When examining the likelihood of cognitive impairment, being a short sleeper and experiencing high sleep variability were both significantly associated with increased risk. This suggests that it’s not just the amount of sleep one gets that matters, but also the consistency of sleep patterns over the years.
“We were not surprised to see that short sleep durations were associated with cognitive impairment – this is something that has been reported by several prior studies,” Iliff told PsyPost. “We expected though that people whose sleep got shorter over time would be at an increased risk of cognitive decline. But we didn’t see this.”
“It seems to be variability, rather than steady changes in sleep, that are connected with cognitive impairment. It may be gradual changes may matter less than the kinds of things that might go along with big changes in sleep duration – injury, illness, changes in marital status, depression – things that might be reading out in the lives of people as dramatic changes in sleep behavior.”
These findings align with some previous studies that have linked short sleep duration with a higher risk of cognitive impairment. They also bring to light the importance of sleep variability as a factor in cognitive health, an aspect that has not been extensively explored before.

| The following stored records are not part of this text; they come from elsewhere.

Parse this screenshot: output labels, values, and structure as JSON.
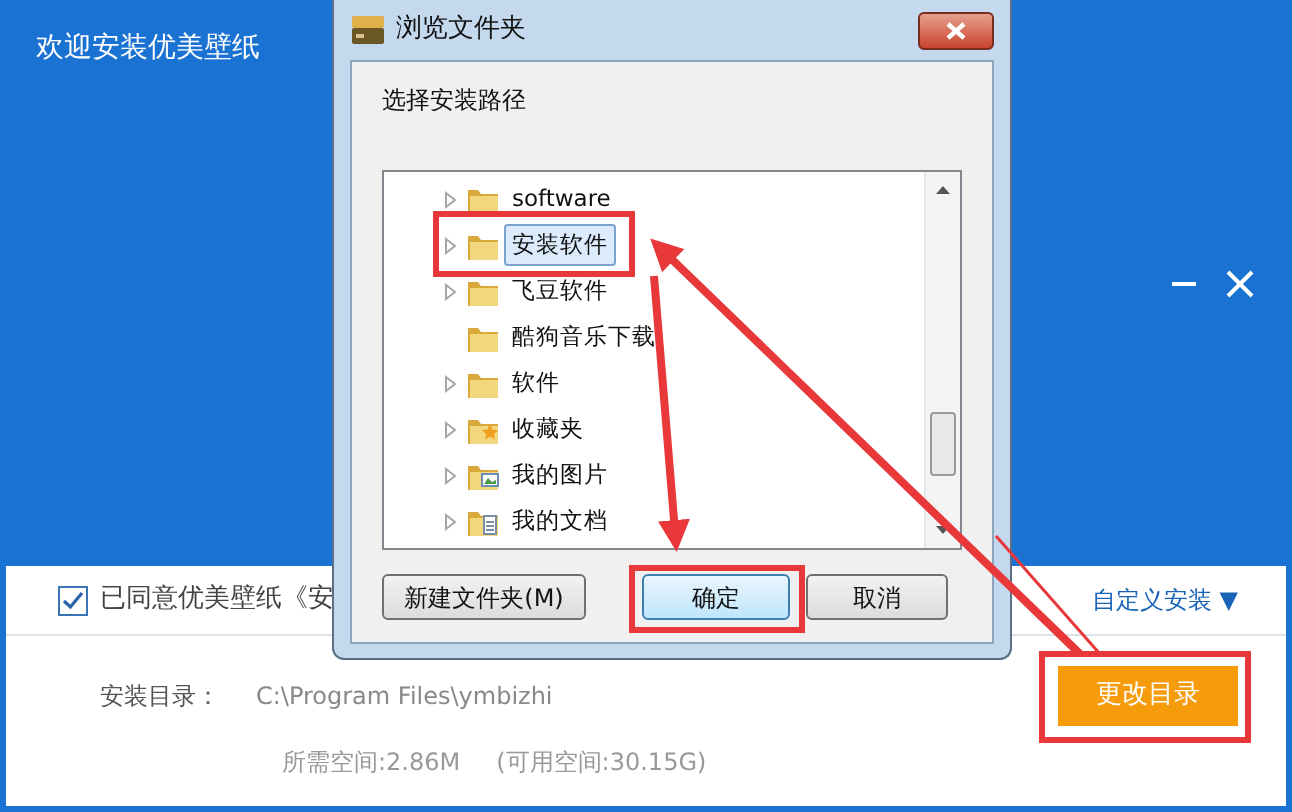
{
  "window": {
    "title": "欢迎安装优美壁纸"
  },
  "agreement": {
    "checked": true,
    "text": "已同意优美壁纸《安"
  },
  "custom_install": {
    "label": "自定义安装",
    "arrow": "▼"
  },
  "install_dir": {
    "label": "安装目录：",
    "path": "C:\\Program Files\\ymbizhi",
    "button": "更改目录"
  },
  "space": {
    "required": "所需空间:2.86M",
    "available": "(可用空间:30.15G)"
  },
  "dialog": {
    "title": "浏览文件夹",
    "prompt": "选择安装路径",
    "tree": [
      {
        "label": "software",
        "kind": "folder",
        "expandable": true,
        "selected": false
      },
      {
        "label": "安装软件",
        "kind": "folder",
        "expandable": true,
        "selected": true
      },
      {
        "label": "飞豆软件",
        "kind": "folder",
        "expandable": true,
        "selected": false
      },
      {
        "label": "酷狗音乐下载",
        "kind": "folder",
        "expandable": false,
        "selected": false
      },
      {
        "label": "软件",
        "kind": "folder",
        "expandable": true,
        "selected": false
      },
      {
        "label": "收藏夹",
        "kind": "favorites",
        "expandable": true,
        "selected": false
      },
      {
        "label": "我的图片",
        "kind": "pictures",
        "expandable": true,
        "selected": false
      },
      {
        "label": "我的文档",
        "kind": "documents",
        "expandable": true,
        "selected": false
      }
    ],
    "buttons": [
      {
        "label": "新建文件夹(M)",
        "default": false
      },
      {
        "label": "确定",
        "default": true
      },
      {
        "label": "取消",
        "default": false
      }
    ]
  }
}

“Your sleep matters, which is something we all understand intuitively,” Iliff explained. “But these findings, and others like them that have begun to emerge the last several years, suggest that the sleep that we get earlier in life – like in midlife – may be having an important impact our cognitive trajectories over the ensuing decades. So just like exercise and diet, paying attention to sleep may be important for maintaining cognitive function in the years to come.”
While the study offers significant insights, it’s important to understand its limitations. One key point is that the study relied on self-reported data for sleep duration. This means that the information about sleep patterns was based on participants’ own assessments, which can be inaccurate.
Looking ahead, future studies might benefit from including objective measures of sleep, such as sleep tracking devices, to complement self-reported data. Additionally, exploring the impact of clinical sleep disorders on sleep variability and cognitive health could provide a more comprehensive understanding of these complex relationships.
“The idea of ‘variability’ in sleep isn’t well understood,” Iliff said. “In this study, sleep was assessed every few years for a couple of decades. We don’t know if variability over the course of days, weeks, months, years, or decades matter the most for cognitive function long-term. That is something that we and others will need to try to understand better in the future.”
The study, “Longitudinal Sleep Patterns and Cognitive Impairment in Older Adults“, was authored by Samantha A. Keil, Abigail G. Schindler, Marie X.Wang, Juan Piantino, Lisa C. Silbert, Jonathan E. Elliott, Madeleine L.Werhane, Ronald G. Thomas, Sherry Willis, Miranda M. Lim, and Jeffrey J. Iliff.